Tackling sexual violence through art

On anniversary of gang-rape and murder of Delhi student, we take a look at artists who are trying to help the cause.

The following multimedia shows how artists – through painting, theatre and music – have expressed their anger and shock in the wake of the gang-rape and murder of Delhi student last year.

The artist has used strong images to portray the various challenges facing women.

New Delhi– The December 16 Delhi rape case rankled her. But it was the Mumbai gang-rape of a photojournalist that was the tipping point. Theatre artist Mallika Taneja responded by creating “Thoda Dhyan Se (Be Careful)”.

“What happened on December 16, changed our lives, the brutality shook our souls,” Taneja says. Like many, she took to the streets to protest. Long after the events of December what remained was a sense of fear.

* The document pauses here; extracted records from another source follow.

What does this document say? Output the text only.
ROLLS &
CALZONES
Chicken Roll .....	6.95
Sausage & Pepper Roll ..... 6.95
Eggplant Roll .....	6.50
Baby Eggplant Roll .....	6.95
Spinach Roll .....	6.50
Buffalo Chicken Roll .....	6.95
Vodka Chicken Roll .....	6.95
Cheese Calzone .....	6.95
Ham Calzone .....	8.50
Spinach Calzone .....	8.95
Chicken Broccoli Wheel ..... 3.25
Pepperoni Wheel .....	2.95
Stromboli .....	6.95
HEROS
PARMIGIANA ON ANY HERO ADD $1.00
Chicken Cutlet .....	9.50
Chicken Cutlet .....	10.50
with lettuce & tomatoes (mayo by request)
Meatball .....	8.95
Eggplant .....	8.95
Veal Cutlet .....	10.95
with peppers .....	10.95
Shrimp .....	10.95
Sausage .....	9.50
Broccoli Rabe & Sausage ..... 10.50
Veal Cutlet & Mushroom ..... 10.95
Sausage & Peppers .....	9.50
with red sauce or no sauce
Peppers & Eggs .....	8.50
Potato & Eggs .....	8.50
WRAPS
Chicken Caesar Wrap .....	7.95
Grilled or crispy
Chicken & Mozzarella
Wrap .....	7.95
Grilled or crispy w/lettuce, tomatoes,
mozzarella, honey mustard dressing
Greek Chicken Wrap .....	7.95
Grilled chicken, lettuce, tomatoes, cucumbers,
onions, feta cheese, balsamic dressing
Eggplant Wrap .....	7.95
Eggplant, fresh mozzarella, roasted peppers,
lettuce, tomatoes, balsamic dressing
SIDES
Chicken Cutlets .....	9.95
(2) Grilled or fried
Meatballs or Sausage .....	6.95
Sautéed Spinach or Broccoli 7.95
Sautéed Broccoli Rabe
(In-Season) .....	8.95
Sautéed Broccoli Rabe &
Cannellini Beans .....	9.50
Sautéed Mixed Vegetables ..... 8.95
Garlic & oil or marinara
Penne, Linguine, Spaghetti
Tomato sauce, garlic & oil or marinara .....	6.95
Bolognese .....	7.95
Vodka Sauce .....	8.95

“People started giving advice, ‘be careful’, in hushed tones.”

But when the Mumbai case happened, Taneja wanted to ask who do you blame? What precautions to take?

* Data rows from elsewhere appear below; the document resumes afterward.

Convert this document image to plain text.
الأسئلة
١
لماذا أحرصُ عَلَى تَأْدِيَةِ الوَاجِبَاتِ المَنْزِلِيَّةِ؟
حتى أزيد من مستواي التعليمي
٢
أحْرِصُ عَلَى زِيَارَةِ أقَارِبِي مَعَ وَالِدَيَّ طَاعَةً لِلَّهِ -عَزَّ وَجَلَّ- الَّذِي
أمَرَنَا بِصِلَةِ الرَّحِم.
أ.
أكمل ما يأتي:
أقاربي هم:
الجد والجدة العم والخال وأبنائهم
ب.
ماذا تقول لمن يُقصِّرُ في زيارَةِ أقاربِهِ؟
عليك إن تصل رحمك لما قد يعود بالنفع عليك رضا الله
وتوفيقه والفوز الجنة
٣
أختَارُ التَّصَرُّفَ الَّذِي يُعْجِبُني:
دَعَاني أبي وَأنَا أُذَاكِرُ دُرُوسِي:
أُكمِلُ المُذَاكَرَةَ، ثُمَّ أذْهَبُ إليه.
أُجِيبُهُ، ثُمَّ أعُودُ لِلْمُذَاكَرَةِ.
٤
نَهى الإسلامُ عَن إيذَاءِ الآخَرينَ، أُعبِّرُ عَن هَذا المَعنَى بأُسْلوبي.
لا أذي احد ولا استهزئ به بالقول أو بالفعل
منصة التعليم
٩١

“The advice that women should dress carefully not to invite rape rings hollow. I knew my time to talk came.”

Taneja spoke in the way, she knows best – through art. Her 10-minute, solo act has been performed in various parts of Delhi. Through the act of layering up, her monologue questions – who is responsible for sexual harassment?

Like Taneja, many artists in India have reacted to recent spate of sexual violence in India, particularly December 16.

Professionals, amateurs and students have used media such as theatre, paintings, and music to express their shock and anger.

Kuljeet Singh of Atelier Theatre directed the play the Sakina Rehearsing Manto in the times of gangrape’ which improvised noted Urdu writer Sadat Hasan Manto’s short story ‘Khol do’.

The students of Indraprastha College for Women based in Delhi were deeply affected by the events of December 16.

“It was aimed at sensitising a group of aspiring actors,” he says.

Hari Krishna, created sand art videos to illustrate the events of December 16.

“Art can connect and create awareness. It makes people pause and reflect,” he says.

Maya Krishna Rao, dancer and director, created “Walk” a solo performance, as a response to December 16, which has been performed in various parts of the world. Shilo Shiv Suleman, a visual artist, came out with a poster collective – “Fearless”.

On the anniversary of December 16, the Citizen Artist Group displayed a 16-metre painting in memory of Jyoti Singh Pandey and other plays in New Delhi.

South African playwright Yael Farber produced Nirbhaya, based on the Delhi gang-rape, which debuted at the Edinburgh Fringe Festival.